New Delhi: The chief of the Indian Army, General V K Singh, won the first round of his legal battle against the government in the Supreme Court today. The judges said that the process used by the government to reject his claim that he was born in 1951 and not 1950 is defective or "vitiated". The government has been told to either withdraw that decision, taken on December 30, or have it officially over-ruled by the court. The next hearing has been scheduled for February 10. The problem, the Supreme Court said, lies in the role played by the Attorney General GE Vahanvati. The two judges said that in July last year, the Defence Ministry consulted the Attorney General about General Singh's claim. Mr Vahanvati opined against the Army chief. When General Singh filed a statutory complaint against that decision, the Attorney General was again part of the process of rejecting the complaint. The court has questioned how the same legal officer's advice was used again when deciding on the General's appeal in December.
The judges said, "The material on record will not withstand the test of principle of natural justice." The Attorney General said, "If you want, I will not appear (in the case)." He said he will ask the government to respond to the court's stand on the need to withdraw its order of December 30 against the chief.
The fact that the next Supreme Court hearing is a week later gives the government and the General more time to explore the terms of a possible compromise.

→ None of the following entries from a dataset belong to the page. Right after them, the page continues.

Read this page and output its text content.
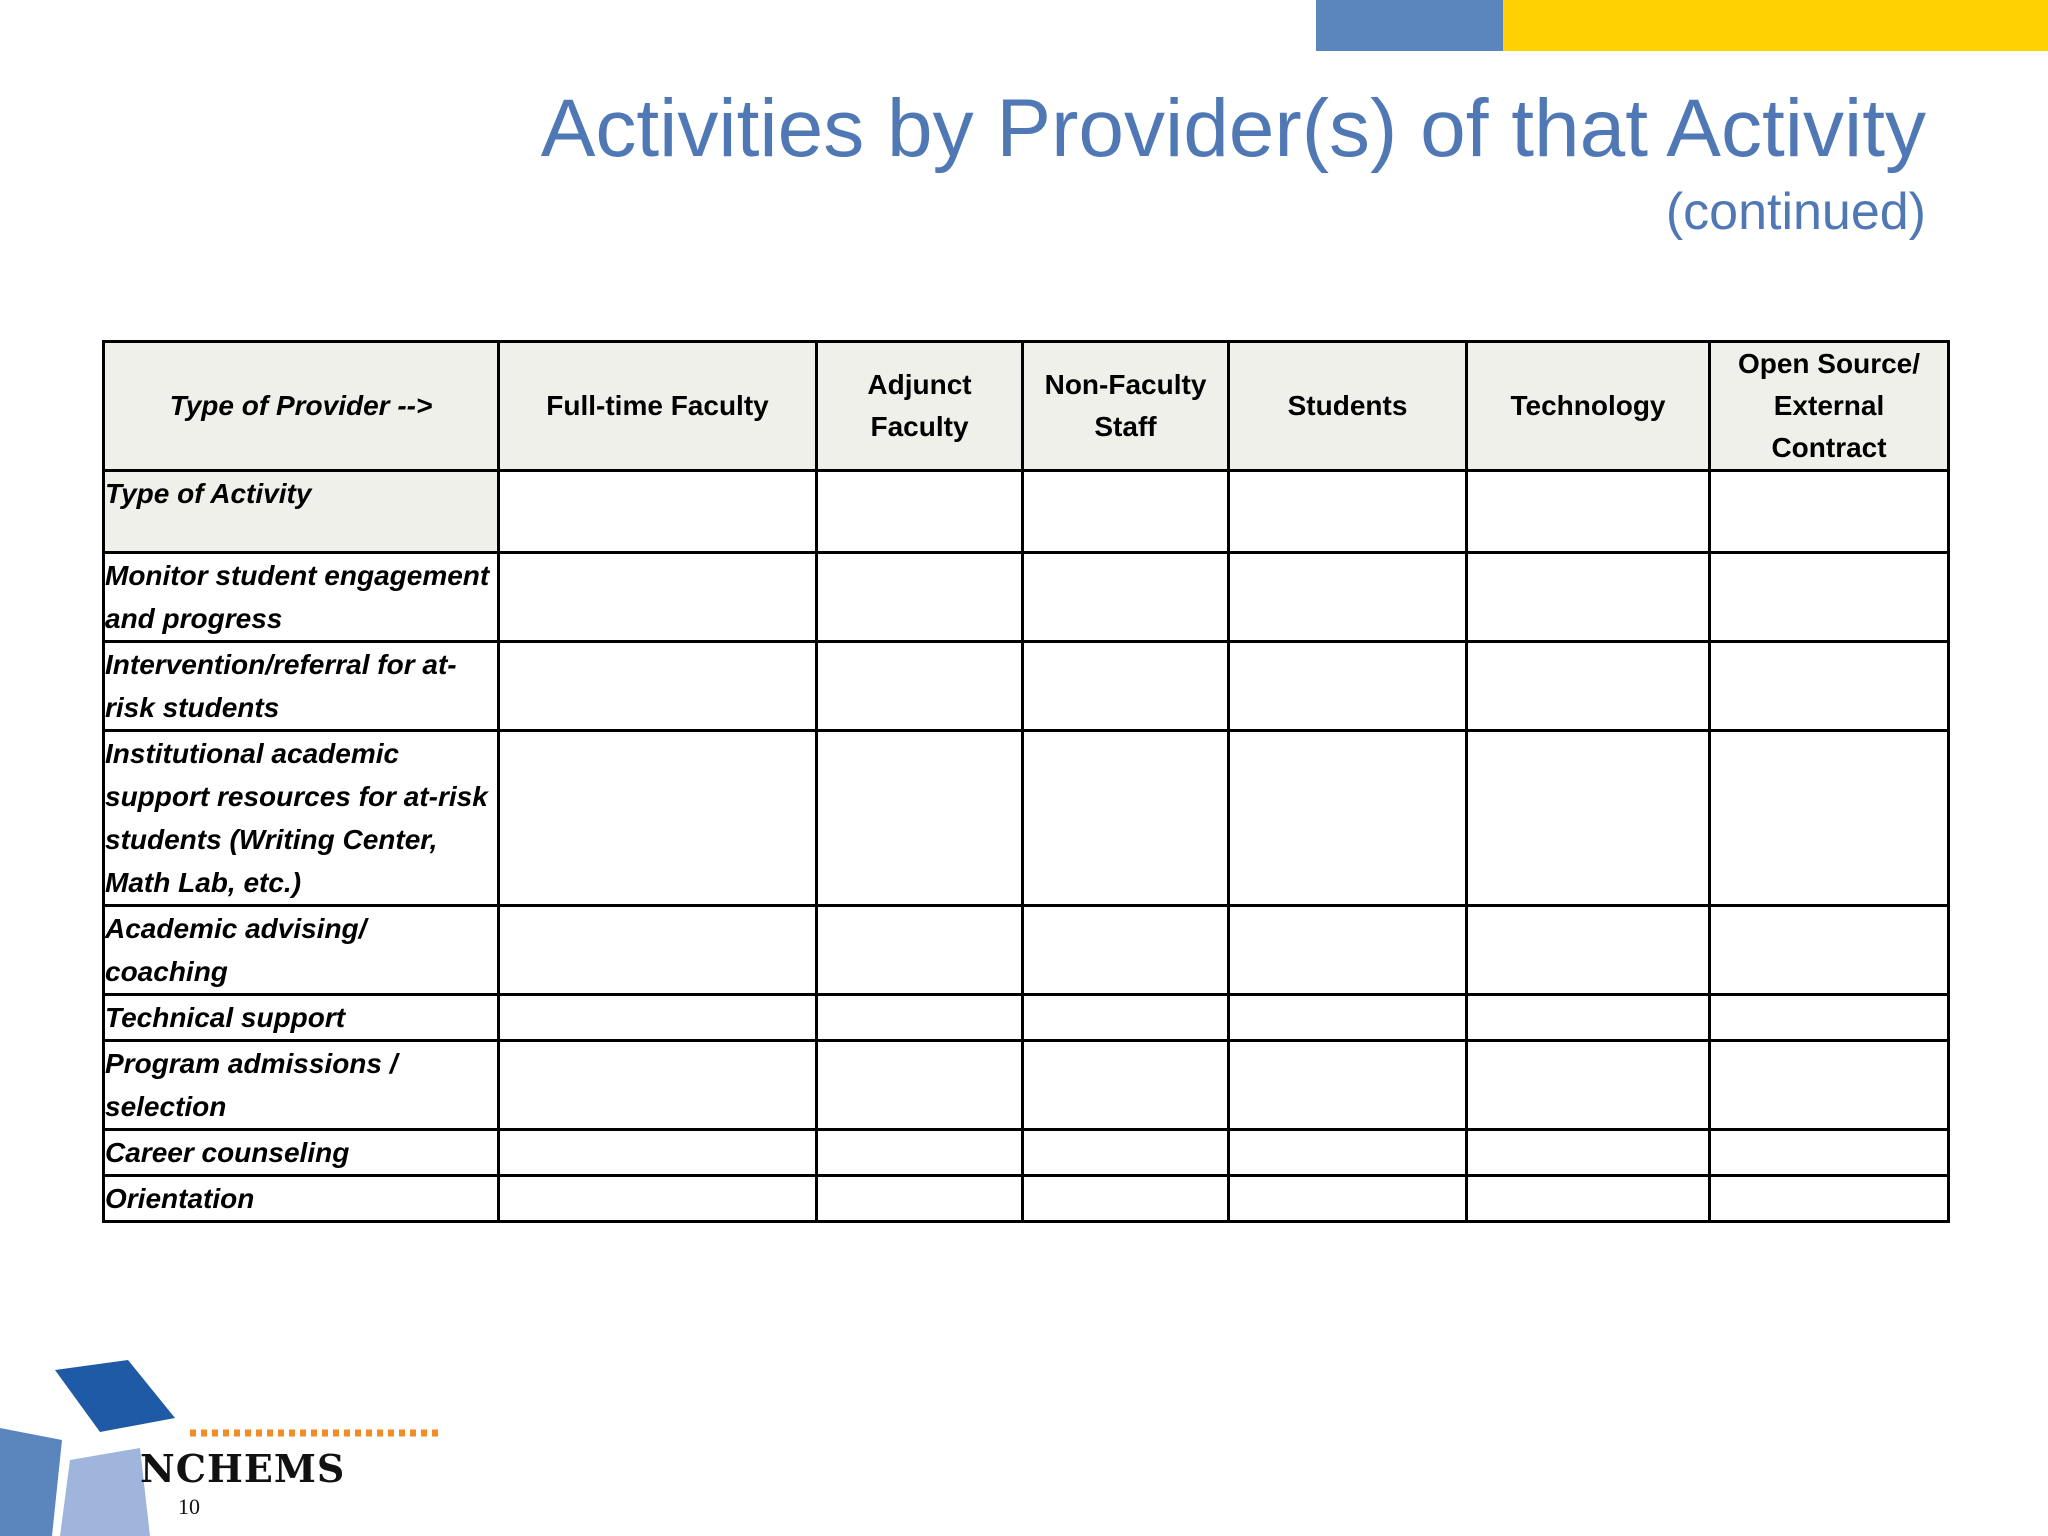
Activities by Provider(s) of that Activity
(continued)
Type of Provider -->	Full-time Faculty	Adjunct Faculty	Non-Faculty Staff	Students	Technology	Open Source/ External Contract
Type of Activity						
Monitor student engagement and progress						
Intervention/referral for at-risk students						
Institutional academic support resources for at-risk students (Writing Center, Math Lab, etc.)						
Academic advising/ coaching						
Technical support						
Program admissions / selection						
Career counseling						
Orientation						
NCHEMS
10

Last evening, General Singh, wearing civilian clothes, met Finance Minister Pranab Mukherjee, triggering speculation that both sides remain keen to find a truce. The unprecedented gesture of taking the government to court has led to a national debate over whether this was an embarrassment that the armed forces and the government could or should have deterred.
Sources in the government say that the severity of the court's observations today has taken the Defence Minister and his officials by surprise. Privately, some were confident that the case would either be dismissed or sent to the Armed Forces Tribunal, where the matter would likely take months to resolve, allowing General Singh to retire, as scheduled, at the end of May. But the Supreme Court flagged that as problematic, pointing out that there are only four months before he has to step down. The judges also said though the tribunal is headed by its retired judge, it has officers as members as well, and some could be either the general's juniors, or have served as his seniors at some point.
General Singh has said in his petition to the Supreme Court that the government's refusal to accept his age has affected his image among the public and the armed forces. He has argued that "an army chief has a right to retire with dignity". He has said he recognizes the government's right to determine his tenure. But the fact is that if his claim is accepted and 1951 is used as his year of birth, he becomes eligible for another year in office.
The Army has, for three decades, maintained records with both 1950 and 1951 as General Singh's year of birth. The chief says that he has tried on several occasions to have the records corrected, but his appeals were turned down. General Singh pleads that 1951 is the correct year. The government says that documents with the Army's official record-keeper, the Adjutant General, list 1950, and it is these documents that were used to give General Singh several promotions, including the last one that made him the head of the Army.